New studies show people may be doing less multitasking then they believe.
(ST. JOSEPH, Mo.) These days, a car is more than a tool to get from Point A to Point B.

To most people, it is a portable office on wheels.

As smart phones get more advanced, the possibility of distractions increases.

"Everybody knows that," said Melissa Black with the Missouri Department of Transportation. "But I guess we all just think we only have so much time and we're going to get these things done."

Awareness continues to increase for texting and driving with major mobile services now creating pledges to keep people focused on the road.

And yet, it is not uncommon to pull up beside someone looking down at their cell phone.

"They're becoming more and more fractured when they're out driving," said Black. "They don't concentrate on the driving like they should be."

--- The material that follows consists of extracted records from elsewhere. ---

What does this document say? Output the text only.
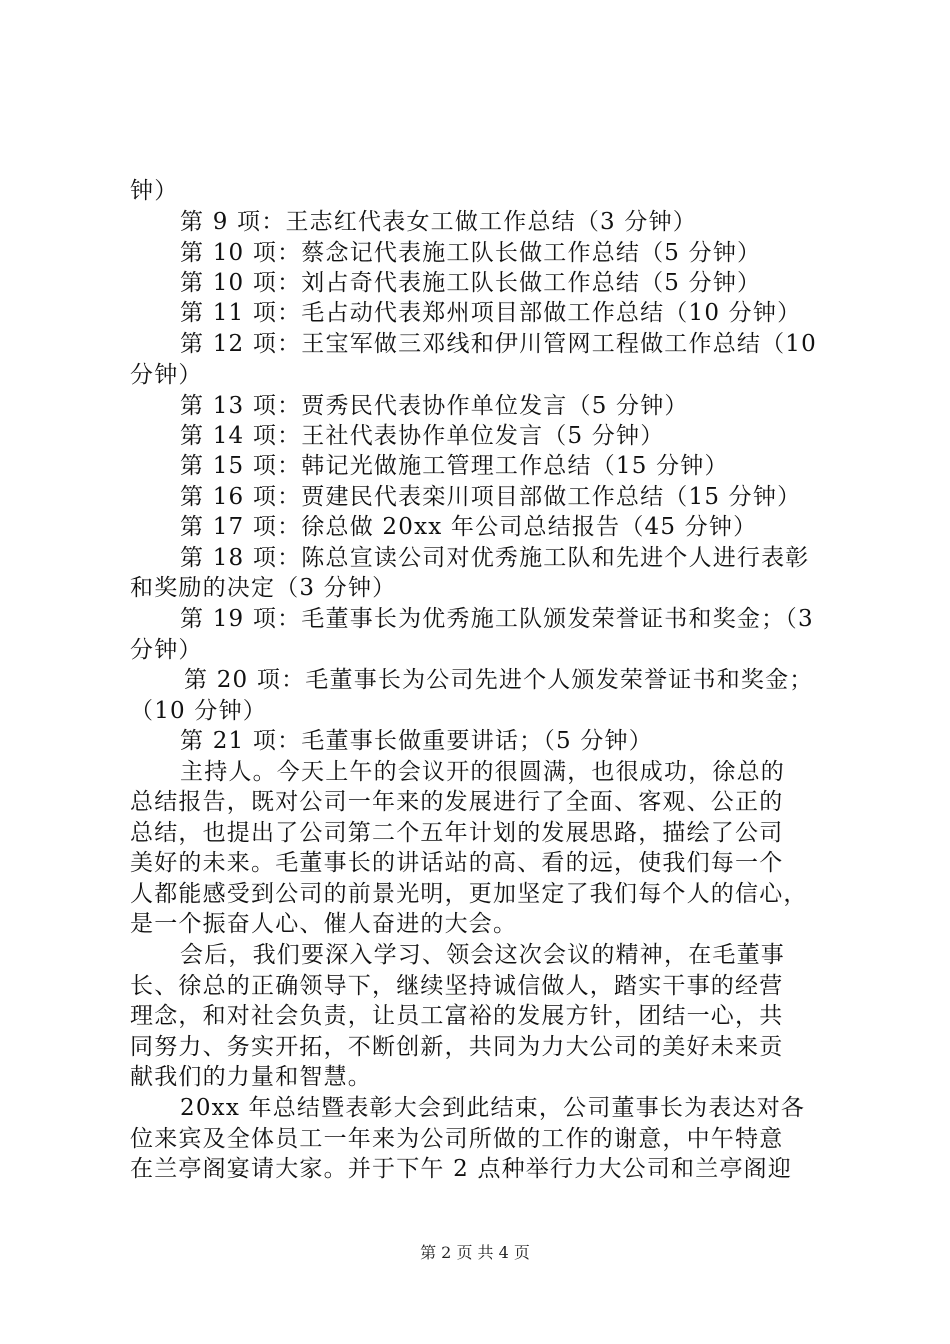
钟）
第 9 项：王志红代表女工做工作总结（3 分钟）
第 10 项：蔡念记代表施工队长做工作总结（5 分钟）
第 10 项：刘占奇代表施工队长做工作总结（5 分钟）
第 11 项：毛占动代表郑州项目部做工作总结（10 分钟）
第 12 项：王宝军做三邓线和伊川管网工程做工作总结（10
分钟）
第 13 项：贾秀民代表协作单位发言（5 分钟）
第 14 项：王社代表协作单位发言（5 分钟）
第 15 项：韩记光做施工管理工作总结（15 分钟）
第 16 项：贾建民代表栾川项目部做工作总结（15 分钟）
第 17 项：徐总做 20xx 年公司总结报告（45 分钟）
第 18 项：陈总宣读公司对优秀施工队和先进个人进行表彰
和奖励的决定（3 分钟）
第 19 项：毛董事长为优秀施工队颁发荣誉证书和奖金；（3
分钟）
第 20 项：毛董事长为公司先进个人颁发荣誉证书和奖金；
（10 分钟）
第 21 项：毛董事长做重要讲话；（5 分钟）
主持人。今天上午的会议开的很圆满，也很成功，徐总的
总结报告，既对公司一年来的发展进行了全面、客观、公正的
总结，也提出了公司第二个五年计划的发展思路，描绘了公司
美好的未来。毛董事长的讲话站的高、看的远，使我们每一个
人都能感受到公司的前景光明，更加坚定了我们每个人的信心，
是一个振奋人心、催人奋进的大会。
会后，我们要深入学习、领会这次会议的精神，在毛董事
长、徐总的正确领导下，继续坚持诚信做人，踏实干事的经营
理念，和对社会负责，让员工富裕的发展方针，团结一心，共
同努力、务实开拓，不断创新，共同为力大公司的美好未来贡
献我们的力量和智慧。
20xx 年总结暨表彰大会到此结束，公司董事长为表达对各
位来宾及全体员工一年来为公司所做的工作的谢意，中午特意
在兰亭阁宴请大家。并于下午 2 点种举行力大公司和兰亭阁迎
第 2 页 共 4 页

But as the technology improves, so does the research.

Most people think they are multitasking when they pull out their cell phone at the wheel.

But studies are showing they are only doing one thing at a time.

"If you think you're driving and texting, you're not," said Black. "You're really texting and then driving."

It is a growing problem. Fifty percent of drivers admit they text and drive.

It is a habit most can struggle with breaking.

"I, as much as I hate it because I'm like everyone else, I think I'm in car. This is my time to catch up," said Black. "I hand my phone off to one of my kids and say, 'Hey, text dad and tell him we're almost home'."

It is an easy fix that could add some more mileage to your lifespan.